À peine les résultats définitifs des élections législatives du 11 janvier 2026 proclamés par la Cour constitutionnelle, le paysage politique béninois se projette déjà vers l’échéance majeure à venir : la présidentielle d’avril 2026. Cette étape décisive marque la fin d’un cycle institutionnel avec le départ annoncé du président Patrice Guillaume Athanase Talon de la Marina et ouvre la voie à l’élection du prochain chef de l’État pour la période 2026-2032.
Dans cette atmosphère de pré-campagne qui s’installe progressivement, la mouvance présidentielle aborde le rendez-vous avec une sérénité certaine. Les résultats des législatives ont, en effet, conforté son assise nationale : 60 sièges pour l’Union Progressiste le Renouveau et 49 sièges pour le Bloc Républicain, soit une majorité parlementaire solide et structurée. Une configuration politique qui place clairement ce camp dans une posture stratégique déterminante pour la conquête de la Marina.

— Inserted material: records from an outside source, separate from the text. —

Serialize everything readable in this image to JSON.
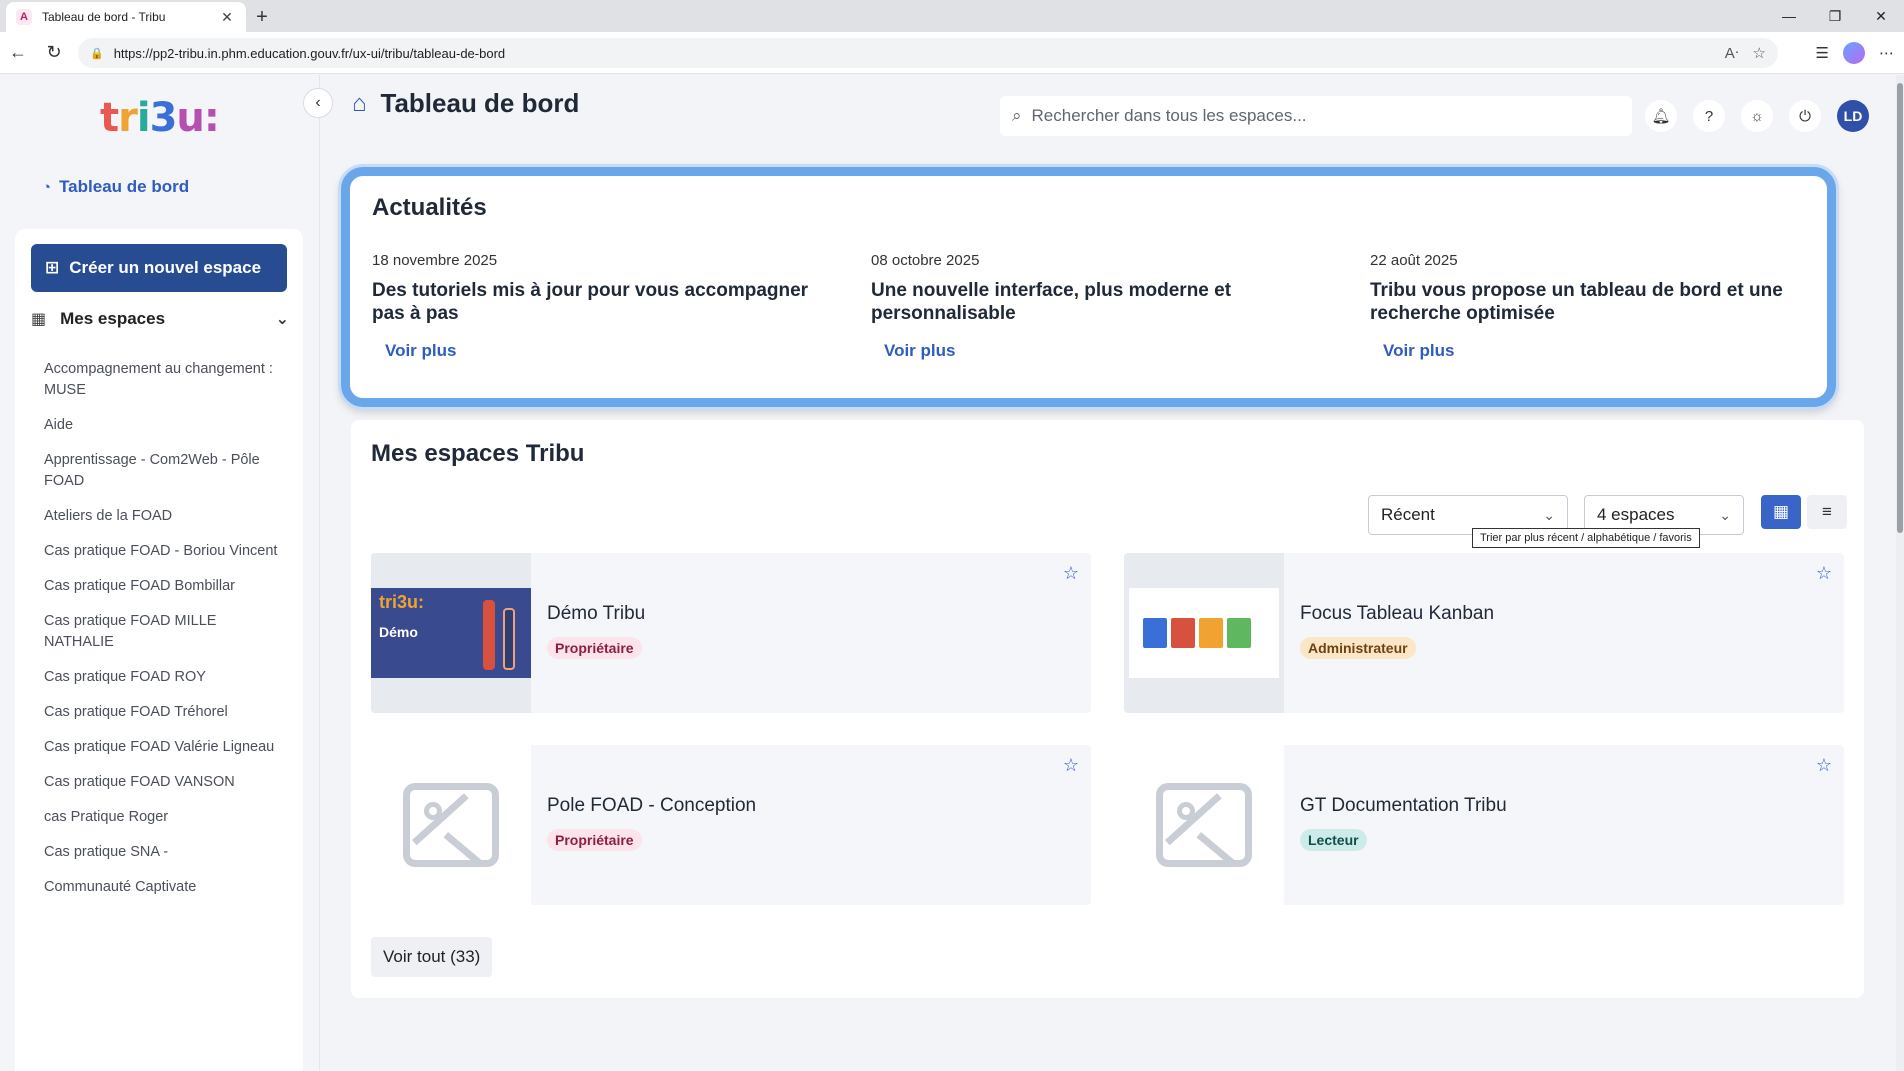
{
  "browser": {
    "tab_title": "Tableau de bord - Tribu",
    "url": "https://pp2-tribu.in.phm.education.gouv.fr/ux-ui/tribu/tableau-de-bord"
  },
  "sidebar": {
    "dashboard_link": "Tableau de bord",
    "create_button": "Créer un nouvel espace",
    "my_spaces_label": "Mes espaces",
    "spaces": [
      "Accompagnement au changement : MUSE",
      "Aide",
      "Apprentissage - Com2Web - Pôle FOAD",
      "Ateliers de la FOAD",
      "Cas pratique FOAD - Boriou Vincent",
      "Cas pratique FOAD Bombillar",
      "Cas pratique FOAD MILLE NATHALIE",
      "Cas pratique FOAD ROY",
      "Cas pratique FOAD Tréhorel",
      "Cas pratique FOAD Valérie Ligneau",
      "Cas pratique FOAD VANSON",
      "cas Pratique Roger",
      "Cas pratique SNA -",
      "Communauté Captivate"
    ]
  },
  "header": {
    "title": "Tableau de bord",
    "search_placeholder": "Rechercher dans tous les espaces...",
    "avatar_initials": "LD"
  },
  "news": {
    "title": "Actualités",
    "items": [
      {
        "date": "18 novembre 2025",
        "headline": "Des tutoriels mis à jour pour vous accompagner pas à pas",
        "more": "Voir plus"
      },
      {
        "date": "08 octobre 2025",
        "headline": "Une nouvelle interface, plus moderne et personnalisable",
        "more": "Voir plus"
      },
      {
        "date": "22 août 2025",
        "headline": "Tribu vous propose un tableau de bord et une recherche optimisée",
        "more": "Voir plus"
      }
    ]
  },
  "spaces_section": {
    "title": "Mes espaces Tribu",
    "sort_value": "Récent",
    "count_value": "4 espaces",
    "tooltip": "Trier par plus récent / alphabétique / favoris",
    "see_all": "Voir tout (33)",
    "thumb_logo": "tri3u:",
    "thumb_demo_text": "Démo",
    "cards": [
      {
        "name": "Démo Tribu",
        "role": "Propriétaire",
        "role_bg": "#fde4ea",
        "role_color": "#8a2040"
      },
      {
        "name": "Focus Tableau Kanban",
        "role": "Administrateur",
        "role_bg": "#fbe6c6",
        "role_color": "#6b4410"
      },
      {
        "name": "Pole FOAD - Conception",
        "role": "Propriétaire",
        "role_bg": "#fde4ea",
        "role_color": "#8a2040"
      },
      {
        "name": "GT Documentation Tribu",
        "role": "Lecteur",
        "role_bg": "#cdece9",
        "role_color": "#0f4f4a"
      }
    ]
  },
  "colors": {
    "primary": "#274c91",
    "accent": "#2f5cc0",
    "news_border": "#6aa6ea"
  }
}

Au regard de cette dynamique, l’opinion publique semble de plus en plus convaincue que les conditions sont réunies pour une victoire du duo présidentiel pressenti, Romuald WADAYI et Chabi Mariam TALATA. Une hypothèse qui alimente les débats et suscite une interrogation centrale : quelles sont, concrètement, les chances de ce duo à la présidentielle de 2026 ?
Les législatives ont apporté un élément de réponse majeur. Elles ont démontré la capacité de mobilisation, l’ancrage territorial et la maîtrise du terrain politique par les forces de la majorité. Dans ce contexte, Romuald WADAYI et sa colistière apparaissent portés par une véritable machine électorale, disciplinée et aguerrie, capable de ratisser large et de transformer l’avance politique en victoire électorale.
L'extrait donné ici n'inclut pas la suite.